Mark Barnes / MarkVizion

AI Systems Experiments

Research tracks behind MarkVizion systems work.

Agent Environmental Awareness

Can a local AI agent become more useful when it sees desktop state before choosing actions? Compare text-only prompting against a loop that includes screen context, tool availability, and post-action evaluation. Reduced repeated explanation, better task continuity, and more reliable routing from intent to action. Next: Add stronger benchmark tasks with before/after screenshots, task time, and correction counts.

Animation Thinking for AI UX

Can animation principles make AI systems easier to trust and understand?
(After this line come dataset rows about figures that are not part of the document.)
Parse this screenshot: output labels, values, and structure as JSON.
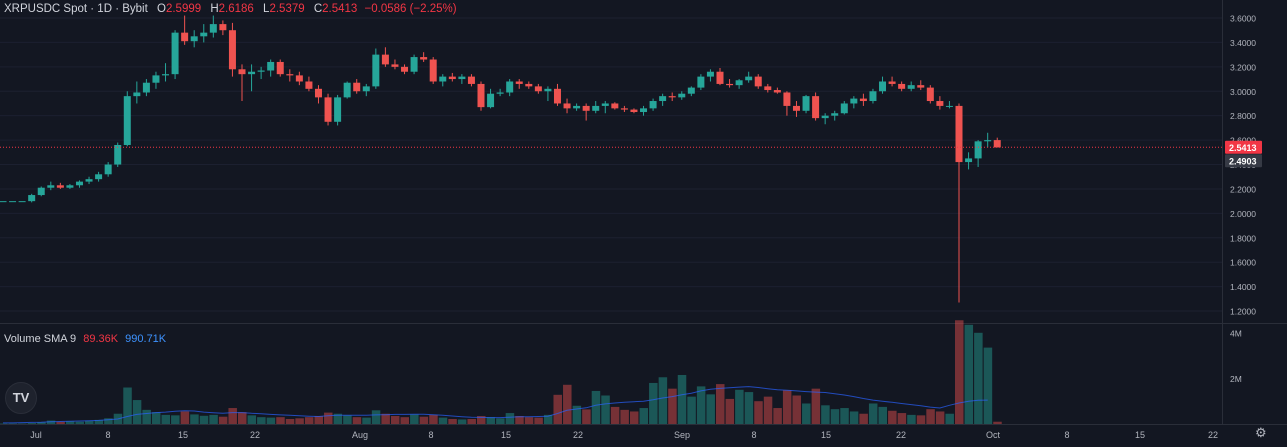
{
  "header": {
    "symbol": "XRPUSDC Spot · 1D · Bybit",
    "o_label": "O",
    "o_value": "2.5999",
    "h_label": "H",
    "h_value": "2.6186",
    "l_label": "L",
    "l_value": "2.5379",
    "c_label": "C",
    "c_value": "2.5413",
    "change": "−0.0586 (−2.25%)"
  },
  "volume_legend": {
    "label": "Volume SMA 9",
    "volume": "89.36K",
    "sma": "990.71K"
  },
  "logo_text": "TV",
  "settings_icon": "gear-icon",
  "colors": {
    "up": "#26a69a",
    "down": "#ef5350",
    "bg": "#131722",
    "sma": "#2962ff"
  },
  "chart_data": {
    "type": "candlestick",
    "price_axis": {
      "ticks": [
        "3.6000",
        "3.4000",
        "3.2000",
        "3.0000",
        "2.8000",
        "2.6000",
        "2.4000",
        "2.2000",
        "2.0000",
        "1.8000",
        "1.6000",
        "1.4000",
        "1.2000"
      ],
      "min": 1.1,
      "max": 3.7
    },
    "volume_axis": {
      "ticks": [
        "4M",
        "2M"
      ],
      "max": 4.3
    },
    "x_labels": [
      "Jul",
      "8",
      "15",
      "22",
      "Aug",
      "8",
      "15",
      "22",
      "Sep",
      "8",
      "15",
      "22",
      "Oct",
      "8",
      "15",
      "22"
    ],
    "last_price": "2.5413",
    "secondary_price": "2.4903",
    "candles": [
      [
        2.1,
        2.1,
        2.1,
        2.1,
        0.02
      ],
      [
        2.1,
        2.1,
        2.1,
        2.1,
        0.02
      ],
      [
        2.1,
        2.1,
        2.1,
        2.1,
        0.02
      ],
      [
        2.1,
        2.16,
        2.09,
        2.15,
        0.04
      ],
      [
        2.15,
        2.22,
        2.14,
        2.21,
        0.08
      ],
      [
        2.21,
        2.26,
        2.19,
        2.23,
        0.15
      ],
      [
        2.23,
        2.25,
        2.2,
        2.21,
        0.1
      ],
      [
        2.21,
        2.24,
        2.2,
        2.23,
        0.12
      ],
      [
        2.23,
        2.27,
        2.21,
        2.26,
        0.1
      ],
      [
        2.26,
        2.3,
        2.24,
        2.28,
        0.14
      ],
      [
        2.28,
        2.34,
        2.26,
        2.32,
        0.18
      ],
      [
        2.32,
        2.42,
        2.3,
        2.4,
        0.25
      ],
      [
        2.4,
        2.58,
        2.38,
        2.56,
        0.45
      ],
      [
        2.56,
        3.0,
        2.55,
        2.96,
        1.6
      ],
      [
        2.96,
        3.08,
        2.9,
        2.99,
        1.05
      ],
      [
        2.99,
        3.1,
        2.96,
        3.07,
        0.62
      ],
      [
        3.07,
        3.16,
        3.02,
        3.13,
        0.52
      ],
      [
        3.13,
        3.23,
        3.08,
        3.14,
        0.4
      ],
      [
        3.14,
        3.5,
        3.1,
        3.48,
        0.38
      ],
      [
        3.48,
        3.62,
        3.38,
        3.41,
        0.55
      ],
      [
        3.41,
        3.5,
        3.36,
        3.45,
        0.42
      ],
      [
        3.45,
        3.55,
        3.4,
        3.48,
        0.36
      ],
      [
        3.48,
        3.62,
        3.44,
        3.55,
        0.4
      ],
      [
        3.55,
        3.58,
        3.46,
        3.5,
        0.32
      ],
      [
        3.5,
        3.56,
        3.12,
        3.18,
        0.7
      ],
      [
        3.18,
        3.22,
        2.92,
        3.14,
        0.52
      ],
      [
        3.14,
        3.22,
        3.0,
        3.16,
        0.38
      ],
      [
        3.16,
        3.2,
        3.1,
        3.17,
        0.3
      ],
      [
        3.17,
        3.26,
        3.12,
        3.24,
        0.28
      ],
      [
        3.24,
        3.26,
        3.12,
        3.14,
        0.3
      ],
      [
        3.14,
        3.18,
        3.08,
        3.13,
        0.22
      ],
      [
        3.13,
        3.16,
        3.05,
        3.08,
        0.25
      ],
      [
        3.08,
        3.12,
        3.0,
        3.02,
        0.3
      ],
      [
        3.02,
        3.05,
        2.9,
        2.95,
        0.35
      ],
      [
        2.95,
        2.98,
        2.72,
        2.75,
        0.5
      ],
      [
        2.75,
        2.97,
        2.72,
        2.95,
        0.45
      ],
      [
        2.95,
        3.08,
        2.94,
        3.07,
        0.38
      ],
      [
        3.07,
        3.1,
        2.98,
        3.0,
        0.3
      ],
      [
        3.0,
        3.06,
        2.96,
        3.04,
        0.28
      ],
      [
        3.04,
        3.35,
        3.02,
        3.3,
        0.6
      ],
      [
        3.3,
        3.36,
        3.2,
        3.22,
        0.45
      ],
      [
        3.22,
        3.26,
        3.18,
        3.2,
        0.35
      ],
      [
        3.2,
        3.22,
        3.14,
        3.16,
        0.3
      ],
      [
        3.16,
        3.3,
        3.14,
        3.28,
        0.42
      ],
      [
        3.28,
        3.32,
        3.24,
        3.26,
        0.32
      ],
      [
        3.26,
        3.28,
        3.06,
        3.08,
        0.4
      ],
      [
        3.08,
        3.14,
        3.04,
        3.12,
        0.28
      ],
      [
        3.12,
        3.15,
        3.08,
        3.1,
        0.22
      ],
      [
        3.1,
        3.14,
        3.06,
        3.12,
        0.2
      ],
      [
        3.12,
        3.14,
        3.04,
        3.06,
        0.22
      ],
      [
        3.06,
        3.08,
        2.84,
        2.87,
        0.35
      ],
      [
        2.87,
        3.02,
        2.86,
        2.98,
        0.3
      ],
      [
        2.98,
        3.02,
        2.96,
        2.99,
        0.25
      ],
      [
        2.99,
        3.1,
        2.96,
        3.08,
        0.48
      ],
      [
        3.08,
        3.1,
        3.02,
        3.06,
        0.35
      ],
      [
        3.06,
        3.08,
        3.02,
        3.04,
        0.3
      ],
      [
        3.04,
        3.06,
        2.98,
        3.0,
        0.28
      ],
      [
        3.0,
        3.04,
        2.92,
        3.02,
        0.4
      ],
      [
        3.02,
        3.06,
        2.88,
        2.9,
        1.28
      ],
      [
        2.9,
        2.94,
        2.82,
        2.86,
        1.72
      ],
      [
        2.86,
        2.9,
        2.84,
        2.88,
        0.8
      ],
      [
        2.88,
        2.9,
        2.76,
        2.84,
        0.64
      ],
      [
        2.84,
        2.92,
        2.82,
        2.88,
        1.45
      ],
      [
        2.88,
        2.92,
        2.82,
        2.9,
        1.25
      ],
      [
        2.9,
        2.91,
        2.85,
        2.86,
        0.75
      ],
      [
        2.86,
        2.88,
        2.83,
        2.85,
        0.62
      ],
      [
        2.85,
        2.86,
        2.82,
        2.83,
        0.55
      ],
      [
        2.83,
        2.88,
        2.8,
        2.86,
        0.7
      ],
      [
        2.86,
        2.94,
        2.84,
        2.92,
        1.8
      ],
      [
        2.92,
        2.98,
        2.88,
        2.96,
        2.05
      ],
      [
        2.96,
        2.99,
        2.92,
        2.95,
        1.55
      ],
      [
        2.95,
        3.0,
        2.93,
        2.98,
        2.15
      ],
      [
        2.98,
        3.04,
        2.96,
        3.03,
        1.2
      ],
      [
        3.03,
        3.14,
        3.01,
        3.12,
        1.65
      ],
      [
        3.12,
        3.18,
        3.08,
        3.16,
        1.3
      ],
      [
        3.16,
        3.19,
        3.05,
        3.06,
        1.75
      ],
      [
        3.06,
        3.1,
        3.03,
        3.05,
        1.1
      ],
      [
        3.05,
        3.1,
        3.02,
        3.09,
        1.5
      ],
      [
        3.09,
        3.16,
        3.07,
        3.12,
        1.4
      ],
      [
        3.12,
        3.14,
        3.02,
        3.04,
        1.0
      ],
      [
        3.04,
        3.06,
        2.99,
        3.01,
        1.2
      ],
      [
        3.01,
        3.03,
        2.98,
        2.99,
        0.7
      ],
      [
        2.99,
        3.0,
        2.8,
        2.88,
        1.48
      ],
      [
        2.88,
        2.92,
        2.79,
        2.84,
        1.25
      ],
      [
        2.84,
        2.97,
        2.82,
        2.96,
        0.9
      ],
      [
        2.96,
        2.99,
        2.76,
        2.78,
        1.55
      ],
      [
        2.78,
        2.82,
        2.73,
        2.8,
        0.82
      ],
      [
        2.8,
        2.84,
        2.76,
        2.82,
        0.65
      ],
      [
        2.82,
        2.92,
        2.81,
        2.9,
        0.7
      ],
      [
        2.9,
        2.96,
        2.86,
        2.94,
        0.55
      ],
      [
        2.94,
        2.98,
        2.88,
        2.92,
        0.45
      ],
      [
        2.92,
        3.02,
        2.9,
        3.0,
        0.9
      ],
      [
        3.0,
        3.12,
        2.98,
        3.08,
        0.75
      ],
      [
        3.08,
        3.12,
        3.04,
        3.06,
        0.58
      ],
      [
        3.06,
        3.08,
        3.0,
        3.02,
        0.48
      ],
      [
        3.02,
        3.08,
        3.0,
        3.05,
        0.4
      ],
      [
        3.05,
        3.09,
        3.01,
        3.03,
        0.38
      ],
      [
        3.03,
        3.05,
        2.9,
        2.92,
        0.65
      ],
      [
        2.92,
        2.96,
        2.85,
        2.88,
        0.55
      ],
      [
        2.88,
        2.92,
        2.86,
        2.88,
        0.45
      ],
      [
        2.88,
        2.9,
        1.27,
        2.42,
        4.55
      ],
      [
        2.42,
        2.5,
        2.36,
        2.45,
        4.35
      ],
      [
        2.45,
        2.6,
        2.38,
        2.59,
        4.0
      ],
      [
        2.59,
        2.66,
        2.54,
        2.6,
        3.35
      ],
      [
        2.6,
        2.62,
        2.54,
        2.54,
        0.1
      ]
    ],
    "sma": [
      0.05,
      0.05,
      0.06,
      0.07,
      0.08,
      0.1,
      0.11,
      0.12,
      0.13,
      0.14,
      0.16,
      0.19,
      0.22,
      0.33,
      0.42,
      0.46,
      0.5,
      0.52,
      0.56,
      0.58,
      0.57,
      0.52,
      0.49,
      0.47,
      0.5,
      0.5,
      0.47,
      0.45,
      0.42,
      0.4,
      0.38,
      0.36,
      0.34,
      0.33,
      0.36,
      0.38,
      0.38,
      0.38,
      0.38,
      0.4,
      0.41,
      0.42,
      0.42,
      0.43,
      0.43,
      0.41,
      0.38,
      0.35,
      0.32,
      0.3,
      0.29,
      0.28,
      0.28,
      0.3,
      0.32,
      0.32,
      0.33,
      0.34,
      0.46,
      0.6,
      0.66,
      0.71,
      0.82,
      0.88,
      0.92,
      0.95,
      0.98,
      1.0,
      1.06,
      1.14,
      1.2,
      1.28,
      1.35,
      1.45,
      1.52,
      1.56,
      1.59,
      1.62,
      1.64,
      1.6,
      1.55,
      1.5,
      1.48,
      1.45,
      1.42,
      1.4,
      1.38,
      1.33,
      1.27,
      1.2,
      1.12,
      1.05,
      1.0,
      0.95,
      0.9,
      0.85,
      0.8,
      0.74,
      0.7,
      0.82,
      0.92,
      1.0,
      1.04,
      1.05
    ]
  }
}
Apply staging, timing, anticipation, and feedback to AI interface states instead of treating outputs as static responses. Users can better understand what the system is doing, what changed, and what to do next. Next: Create side-by-side demos of hidden-state AI output versus staged AI workflow output.

Case Study Authority Compounding

Does every shipped artifact become more searchable when paired with a demo, transcript, case study, and paper? Publish product pages, transcript summaries, structured case studies, and framework pages around the same project cluster. More unique query surfaces for Mark Barnes + OnyxKraken, Mark Vizion + local AI, and Creative Systems Engineering. Next: Track impressions and indexed pages in Google Search Console after deployment.